曲が終わって、汚れた池の鯉のように口をパクパクさせて背伸びして酸素を求めていると、照明が赤から青へ変り「ギミチョコ!!」が始まった。
間近に見るYUI・MOAの頭指差しダンスはパワフル&カワイさ爆発。
ギターソロの間に下手お立ち台に来た菊地プロとアイコンタクト。Carolina Rebellionでキツネ面をかぶっていた時以来だった。
曲が終わって暗転すると、「Why do people hurt each other?」という英語の「紙芝居」が始まった。オープニングの「紙芝居」のメッセージとリンクして、BABYMETALが「No More」と言っている「イジメ」が「圧政や戦争や暴力」に思えてくる。「♪ルルルー、ルルルー」に合わせて客席は手拍子と大合唱。右手一本のぼくは手拍子できないが。
SU-の「♪アー」で狭いステージをYUI、MOAが駆け抜ける。背中方面から更なる圧縮の波が押し寄せたから、ピット後方ではついにサークルが出現したらしい。息ができなくなるが、「♪イエスタデー!バイバイ!」と合いの手を懸命に入れる。肉布団に挟まれているので、ダメジャンプはできない。だが「♪ダメ!ダメ!」と叫び続けた。
ダブルストップで曲が終わり、三人が舞台をはけると、鬨の声を上げる戦国SEが流れる。
最前列の柵前にいた方がここで限界を訴え、後ろに下がる。モッタイナイが仕方ない。
神バンドの奏でるプレリュードに乗って、三人がBABYMETALロゴ旗を担いで下手から再登場。三人の目には燃えるような炎が宿っている。
SU-が客席をかき分けるポーズをする。
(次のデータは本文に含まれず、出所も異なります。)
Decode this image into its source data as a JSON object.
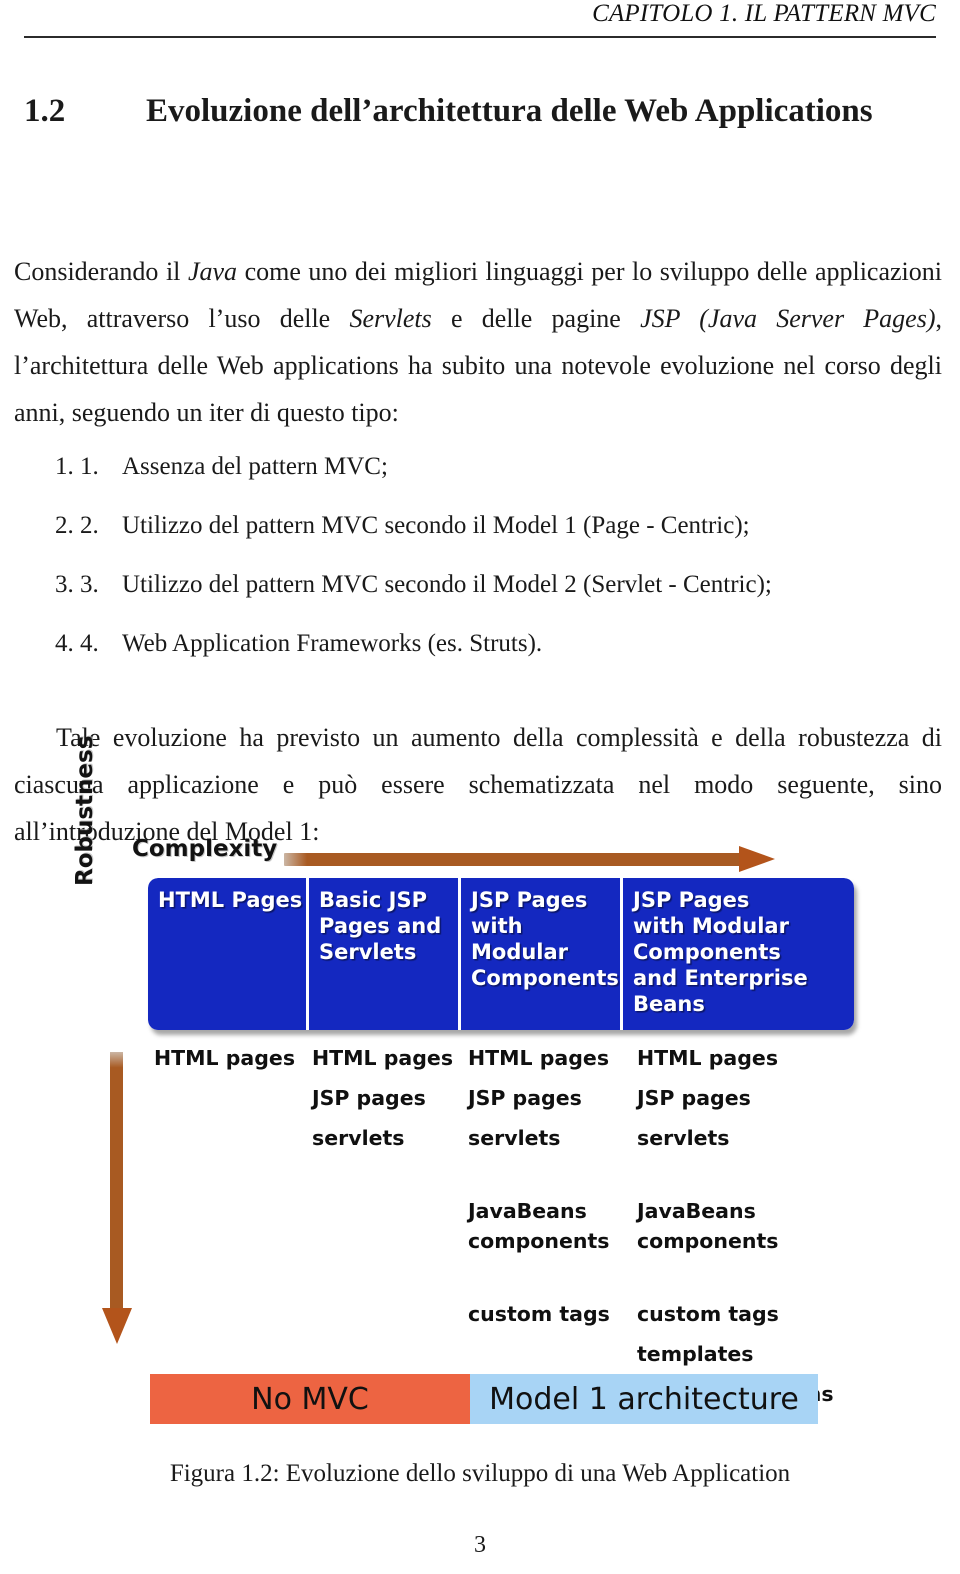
{
  "header": {
    "running_title": "CAPITOLO 1. IL PATTERN MVC"
  },
  "section": {
    "number": "1.2",
    "title": "Evoluzione dell’architettura delle Web Applications"
  },
  "paragraphs": {
    "intro_part1": "Considerando il ",
    "intro_java": "Java",
    "intro_part2": " come uno dei migliori linguaggi per lo sviluppo delle applicazioni Web, attraverso l’uso delle ",
    "intro_servlets": "Servlets",
    "intro_part3": " e delle pagine ",
    "intro_jsp": "JSP (Java Server Pages)",
    "intro_part4": ", l’architettura delle Web applications ha subito una notevole evoluzione nel corso degli anni, seguendo un iter di questo tipo:",
    "closing": "Tale evoluzione ha previsto un aumento della complessità e della robustezza di ciascuna applicazione e può essere schematizzata nel modo seguente, sino all’introduzione del Model 1:"
  },
  "list": [
    {
      "marker": "1.",
      "text": "Assenza del pattern MVC;"
    },
    {
      "marker": "2.",
      "text": "Utilizzo del pattern MVC secondo il Model 1 (Page - Centric);"
    },
    {
      "marker": "3.",
      "text": "Utilizzo del pattern MVC secondo il Model 2 (Servlet - Centric);"
    },
    {
      "marker": "4.",
      "text": "Web Application Frameworks (es. Struts)."
    }
  ],
  "figure": {
    "axis_x_label": "Complexity",
    "axis_y_label": "Robustness",
    "colors": {
      "arrow": "#b3541b",
      "box_blue": "#1428c0",
      "legend_orange": "#ed6442",
      "legend_lightblue": "#a8d4f5"
    },
    "stages": [
      {
        "box_lines": [
          "HTML Pages"
        ],
        "features": [
          "HTML pages"
        ]
      },
      {
        "box_lines": [
          "Basic JSP",
          "Pages and",
          "Servlets"
        ],
        "features": [
          "HTML pages",
          "JSP pages",
          "servlets"
        ]
      },
      {
        "box_lines": [
          "JSP Pages",
          "with Modular",
          "Components"
        ],
        "features": [
          "HTML pages",
          "JSP pages",
          "servlets",
          "JavaBeans",
          "components",
          "custom tags"
        ]
      },
      {
        "box_lines": [
          "JSP Pages",
          "with Modular",
          "Components",
          "and Enterprise",
          "Beans"
        ],
        "features": [
          "HTML pages",
          "JSP pages",
          "servlets",
          "JavaBeans",
          "components",
          "custom tags",
          "templates",
          "enterprise beans"
        ]
      }
    ],
    "legend": [
      {
        "label": "No MVC"
      },
      {
        "label": "Model 1 architecture"
      }
    ]
  },
  "caption": "Figura 1.2: Evoluzione dello sviluppo di una Web Application",
  "folio": "3"
}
上手側ブロックでは、「Wall of Death!」の声が巻き起こり、WODができたようで、今度は右後方からぼくのいるあたりまで圧縮がかかる。
「♪1!2!3!4!」の掛け声で曲が始まると、周りはすぐに連続ジャンプしながら「♪東の空に」「DEATH!」の合いの手を叫ぶ。体力はとっくに限界を迎えているが、ぼくも背伸びで胡麻化しながらついていく。
「♪ウォーウォーウォウォー! ウォーウォーウォウォー!」のシンガロングは、サマソニ同様、短いがバンドがストップするアカペラバージョンだった。
そして、シンガロングの最後に、SU-がマイクを離して「あ・り・が・と・う」と言ったのを、ぼくは確かに聞いた。それは、「ついに!ついに、ここまで来ました!」と叫んだサマソニ2017に匹敵する感動だった。